Jean Hatzfeld has an amazing pair of books about the Rwandan genocide.
If you haven’t read Machete Season and Life Laid Bare, you should. The first explores the genocide through a series of conversations with the murderers; the second looks at the same events through interviews with the survivors.
Jean Hatzfeld has an amazing pair of books about the Rwandan genocide. If you haven’t read Machete Season and Life Laid Bare, you should. The first explores the genocide through a series of conversations with the murderers; the second looks at the same events through interviews with the survivors.
They are brutal books.
Tales of nice normal people picking up machetes and hunting through swamps looking for their former neighbors in order to hack them to death. Day after day after day.
It is hard to decide whether the accounts are more chilling when told by those who survived or those who spent a month killing their neighbors.
Hatzfeld has a third book. The Antelope’s Strategy. The subtitle: Living in Rwanda after the Genocide.
The book picks up after an amazing turn of events. The genocide ended when the government fell. Not surprisingly, the killers are imprisoned. (Well, maybe it is surprising that they were imprisoned rather than executed.)
But then, seven years later, with the agricultural fields throughout the country lying fallow and a need for workers to grow food, the government announced that the killers would be released. They returned to their old homes, suddenly living side by side again with the very people they had formerly tried to murder.
So, imagine you live in a Rwandan Village. Take you pick: which is the harder situation?
1) You survived the genocide by hiding in the swamps, evading the butchers, and now the very people who used to hunt you live next door—not just people like the people who hunted you, but the very same people;
2) You spent some time running through the swamps trying to kill people, and now you suddenly find yourself living next to someone whose family you hacked up with a machete and who only lives now because he evaded you.
Rwanda is full of people in both those situations. Hatzfeld interviews them. And the big question:
Can you forgive?
Is it even humanly possible to forgive in this situation?
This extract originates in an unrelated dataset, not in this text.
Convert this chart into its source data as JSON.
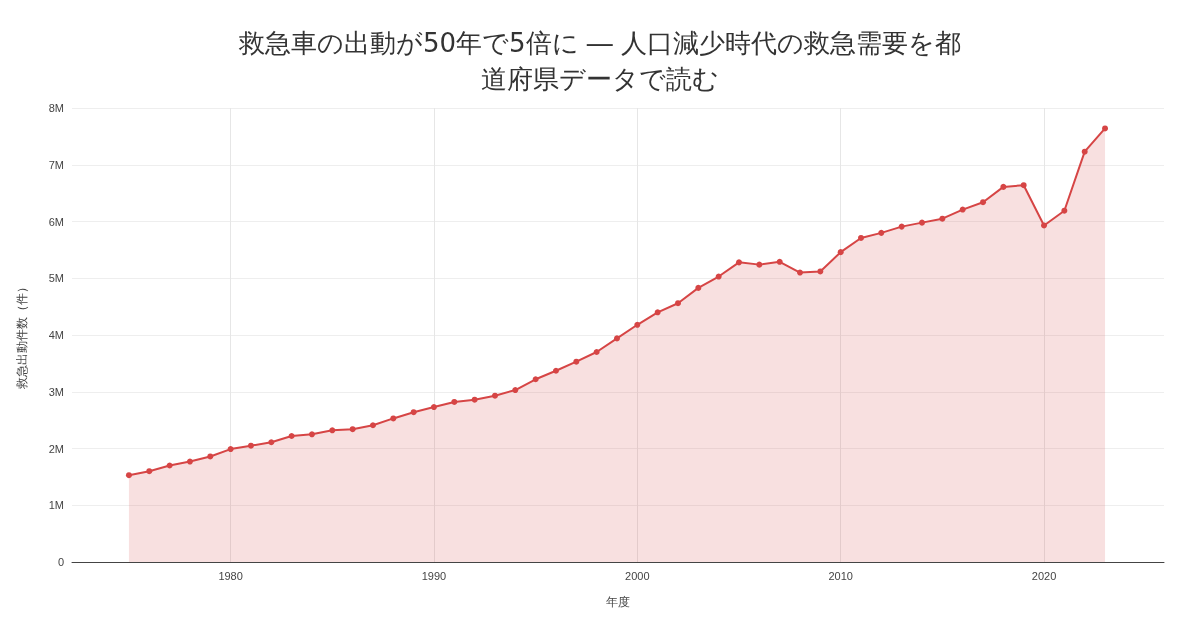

Is it humanly possible to love your neighbor as yourself in this situation?
This is a gut-wrenching book in a very different manner than the previous books by Hatzfeld. In those books, the reader is faced with the depths of the depravity of Man.
In this book, we are faced with the limits of the ability of man to be good.
It is Right and Good to forgive. God forgives; we should forgive. (“Forgive us our trespasses as we forgive those who trespass against us”—it’s the Lord’s Prayer, after all.)
Not only is there depravity at the heart of man, but man has no ability, literally no ability, to be this forgiving.
“But if you do not forgive others, neither will your Father forgive your trespasses.”
The next time you are annoyed at someone on the other side of the political spectrum in America, remember this book.
Let’s be honest—nobody has wronged you this much. You have nothing to forgive that is on the same scale as the sorts of things people are forgiving in this book.
We should all learn to be a little more forgiving.